Sure. Good morning, Joe. This is Kirk again. Sure, so we had -- we're going to be doing about 10 stores, 10 store openings. But on top of that, as you know, we're going to do a couple of relocations as well. So if you think about the store openings plus the relocations. And then we'll have a couple that we're spending CapEx on in Q4, we just won't get them open. So you're probably, I'm ballparking it here, but we're probably talking about $16 million to $17 million of CapEx for stores. And then after that, we have some investments in IT, which is mostly just store IT projects, remodels and merchandising projects, are the other categories of investment this year.
Got it. Thanks. And then wanted to ask several questions about inventory. Kirk, I think it was in your remarks, you made a comment that inventory will be up again in the fourth quarter and explaining why. I understand the why. I guess, you're careful not to say up by how much and I was kind of curious if you could share a little more color on that. Would it be similar to the third quarter? Or are we talking a decent-sized step-up that we should be ready for?
Yes. Thanks, Joe. Again, Kirk here again. So last year, we finished the year at about $70 million of inventory. We anticipate being maybe just a little bit north of that, but we're still targeting to have an inventory turn improvement of -- compared to last year. So we still think we're going to make some good progress with inventory management. But a lot of the inventory build, as we talked about in the past over the last couple of years, is seasonal. As you know, our business is a little bit stronger in the spring, and so there's some natural build in the fall to get ready for the spring selling season.
Got it. That's great. Thanks. And then if I could just sneak one more in. Wanted to ask, any kind of update you can provide on just e-commerce business in total, the trend that you're seeing there, pickup or people adopting it a little bit more frequently or any color you can share would be great.

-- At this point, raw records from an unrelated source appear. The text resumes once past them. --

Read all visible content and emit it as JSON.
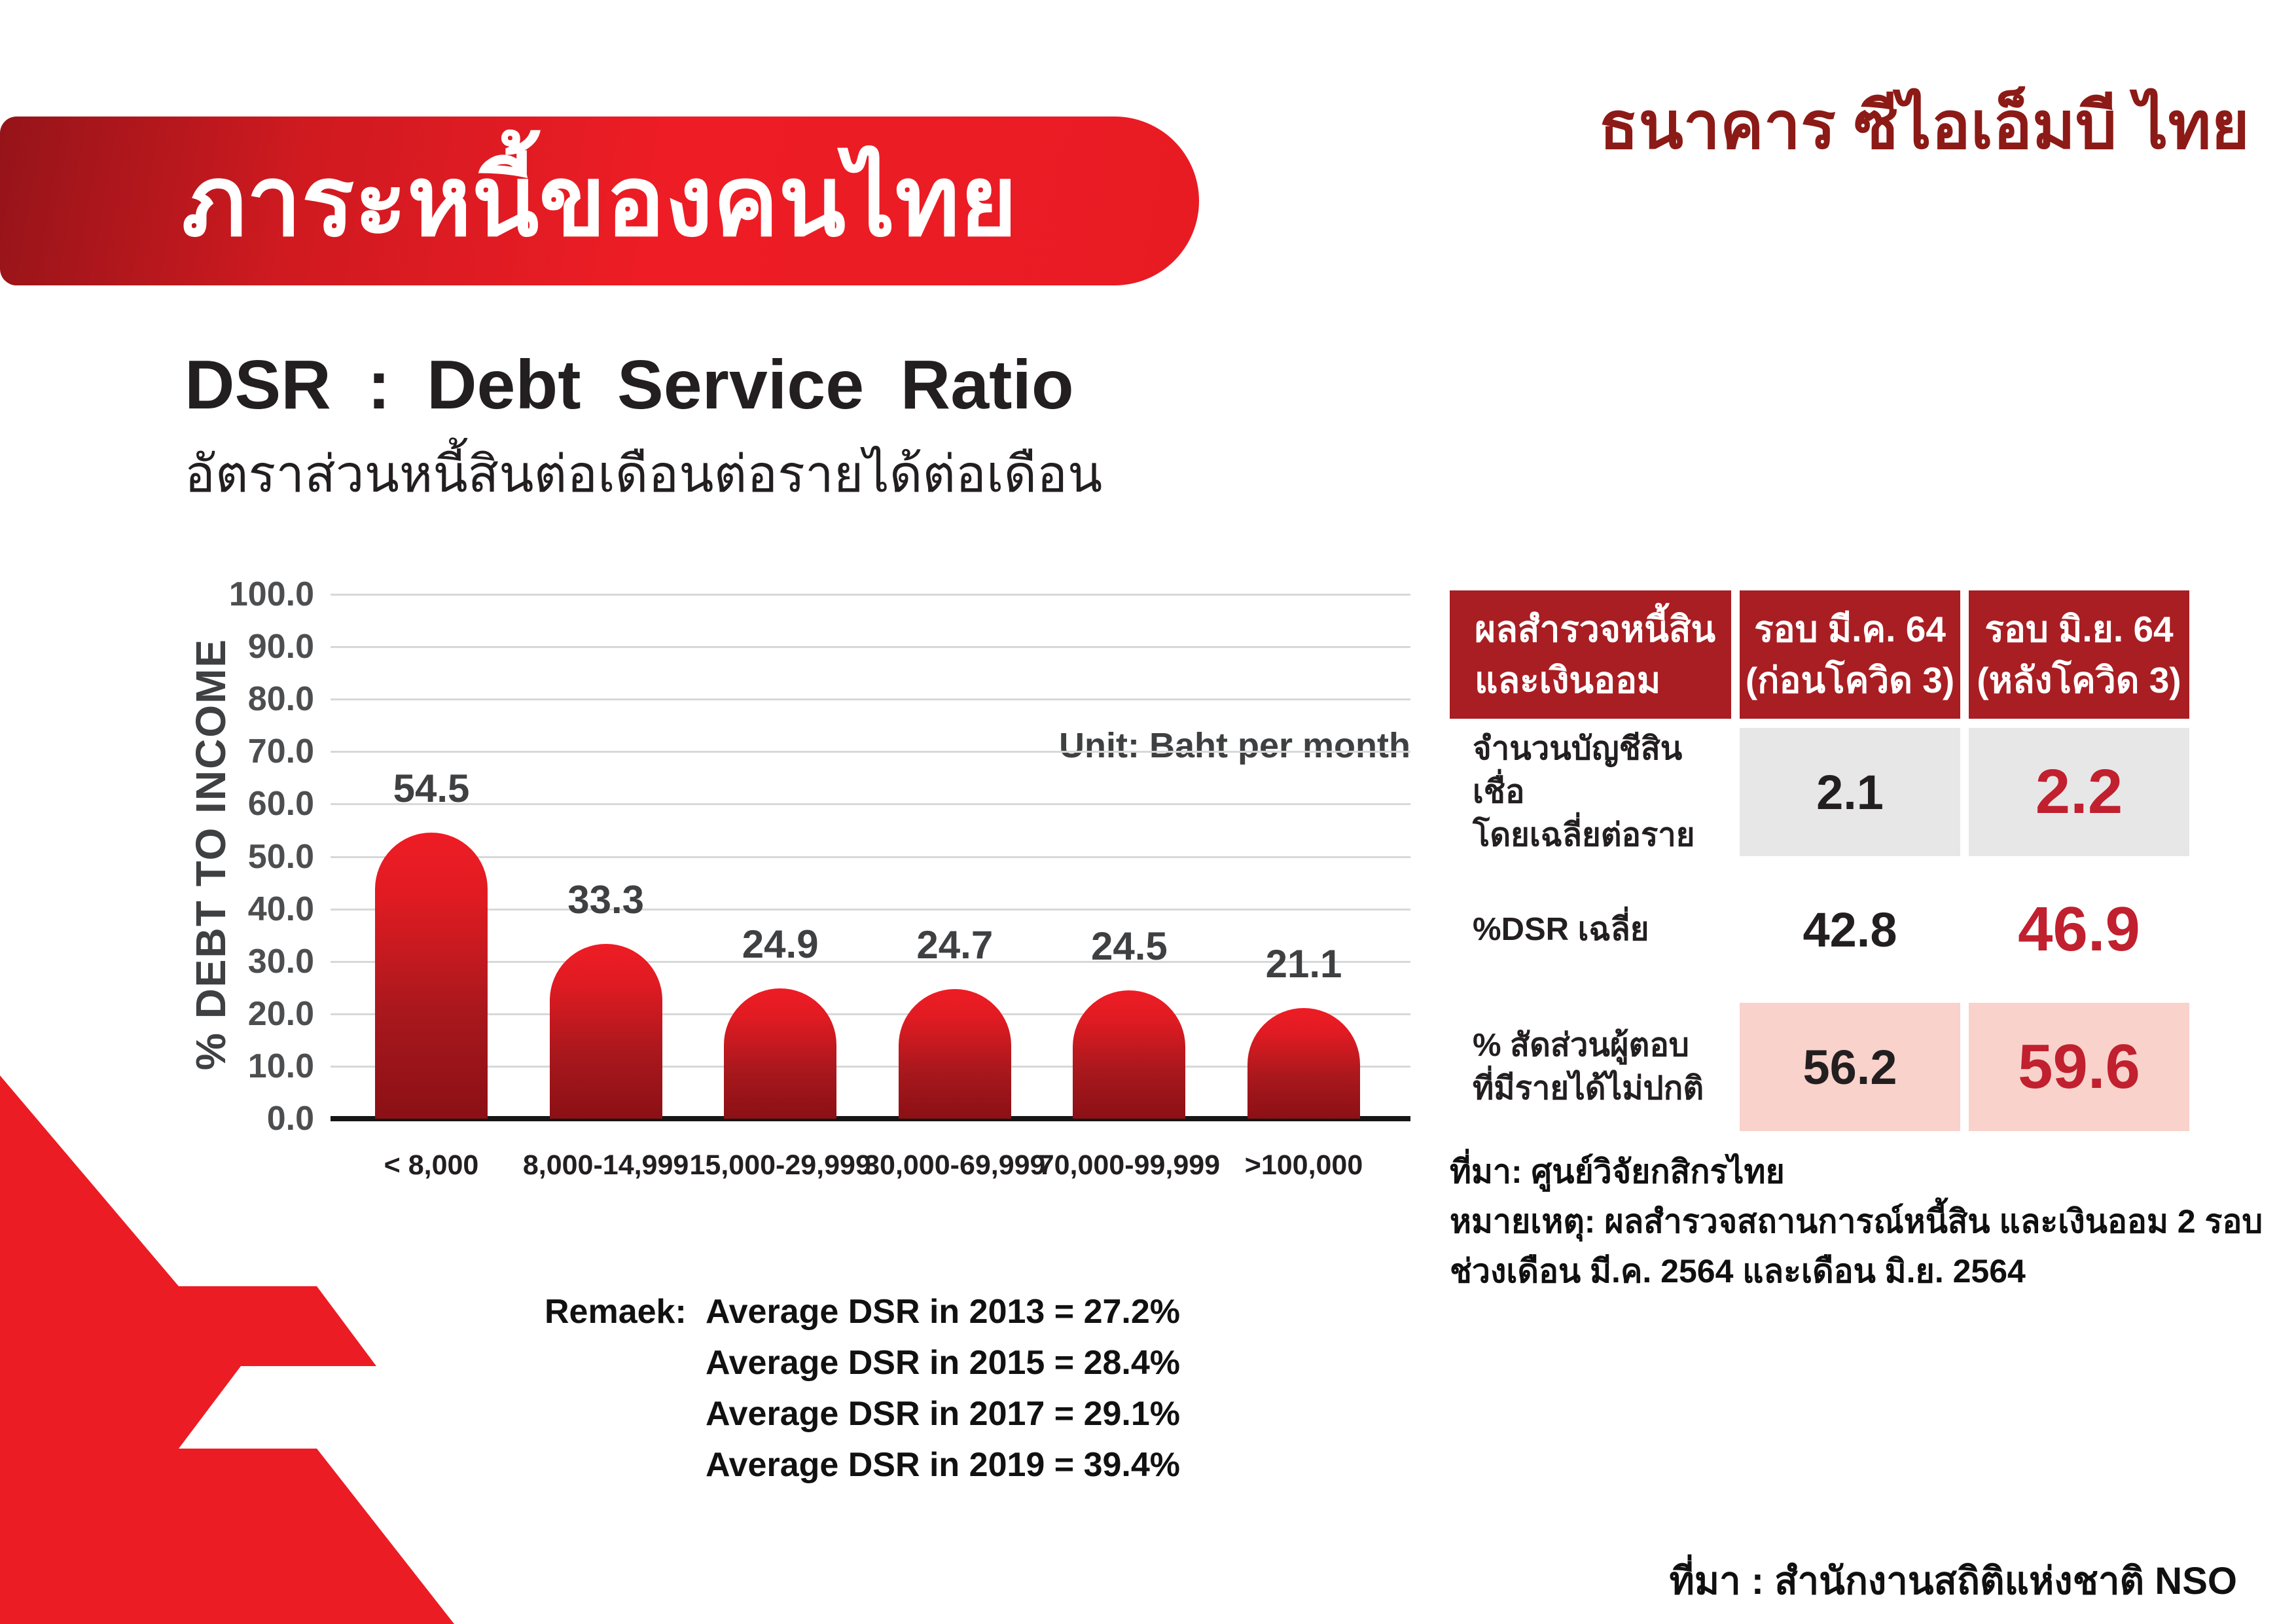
{
  "banner": {
    "title": "ภาระหนี้ของคนไทย"
  },
  "bank_name": "ธนาคาร ซีไอเอ็มบี ไทย",
  "section": {
    "title": "DSR :  Debt Service Ratio",
    "subtitle": "อัตราส่วนหนี้สินต่อเดือนต่อรายได้ต่อเดือน"
  },
  "chart_data": {
    "type": "bar",
    "title": "DSR : Debt Service Ratio",
    "unit_note": "Unit: Baht per month",
    "xlabel": "",
    "ylabel": "% DEBT TO INCOME",
    "ylim": [
      0,
      100
    ],
    "ytick_step": 10,
    "grid": true,
    "categories": [
      "< 8,000",
      "8,000-14,999",
      "15,000-29,999",
      "30,000-69,999",
      "70,000-99,999",
      ">100,000"
    ],
    "values": [
      54.5,
      33.3,
      24.9,
      24.7,
      24.5,
      21.1
    ],
    "bar_color_top": "#ee1c25",
    "bar_color_bottom": "#8b1015"
  },
  "remark": {
    "label": "Remaek:",
    "lines": [
      "Average DSR in 2013 = 27.2%",
      "Average DSR in 2015 = 28.4%",
      "Average DSR in 2017 = 29.1%",
      "Average DSR in 2019 = 39.4%"
    ]
  },
  "table": {
    "header": [
      {
        "line1": "ผลสำรวจหนี้สิน",
        "line2": "และเงินออม"
      },
      {
        "line1": "รอบ มี.ค. 64",
        "line2": "(ก่อนโควิด 3)"
      },
      {
        "line1": "รอบ มิ.ย. 64",
        "line2": "(หลังโควิด 3)"
      }
    ],
    "rows": [
      {
        "label_line1": "จำนวนบัญชีสินเชื่อ",
        "label_line2": "โดยเฉลี่ยต่อราย",
        "march": "2.1",
        "june": "2.2"
      },
      {
        "label_line1": "%DSR เฉลี่ย",
        "label_line2": "",
        "march": "42.8",
        "june": "46.9"
      },
      {
        "label_line1": "% สัดส่วนผู้ตอบ",
        "label_line2": "ที่มีรายได้ไม่ปกติ",
        "march": "56.2",
        "june": "59.6"
      }
    ]
  },
  "notes": {
    "line1": "ที่มา: ศูนย์วิจัยกสิกรไทย",
    "line2": "หมายเหตุ: ผลสำรวจสถานการณ์หนี้สิน และเงินออม 2 รอบ",
    "line3": "ช่วงเดือน มี.ค. 2564 และเดือน มิ.ย. 2564"
  },
  "footer": {
    "source": "ที่มา  :  สำนักงานสถิติแห่งชาติ NSO"
  },
  "colors": {
    "accent_red": "#ec1c24",
    "banner_dark_red": "#951419",
    "table_header_red": "#a81e23",
    "row_gray": "#e7e7e8",
    "row_pink": "#f8d2cb",
    "emphasis_red": "#c1202f",
    "bank_name_red": "#8c1a16",
    "gridline_gray": "#d8d8d8"
  }
}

Yeah, certainly. Hi, Joe. This is Chris. I had a brief comment in my opening remarks pertaining to e-commerce. It continues to be very pleased with the revenue performance it's driving. It had certainly a strong double-digit comp that we're very happy with. And then also, with that said, it also continues to be the leading brand store for the Tile Shop. It's -- obviously, as we're beginning to be more and more national, it's our lead introduction for the brand for many consumers and Pros across the country. It continues to be a significant driver of traffic to the stores based on the store locator. And again, the investments that we've made in the web and e-commerce in particular with the shop on web, pick up in store as well as our mobile applications have been significant to the company, and certainly, a meaningful driver, in my opinion, of our continuing success that we're having across the company.
That’s great. Thanks and good luck with this fourth quarter, guys. Thank you.
And I'm showing no further questions. I'll now turn the call back to Adam Hauser for closing remarks.
Thanks to everyone for joining us today. Have a great day.
Thank you. Ladies and gentlemen, that does conclude today's conference. You may all disconnect, and everyone, have a great day.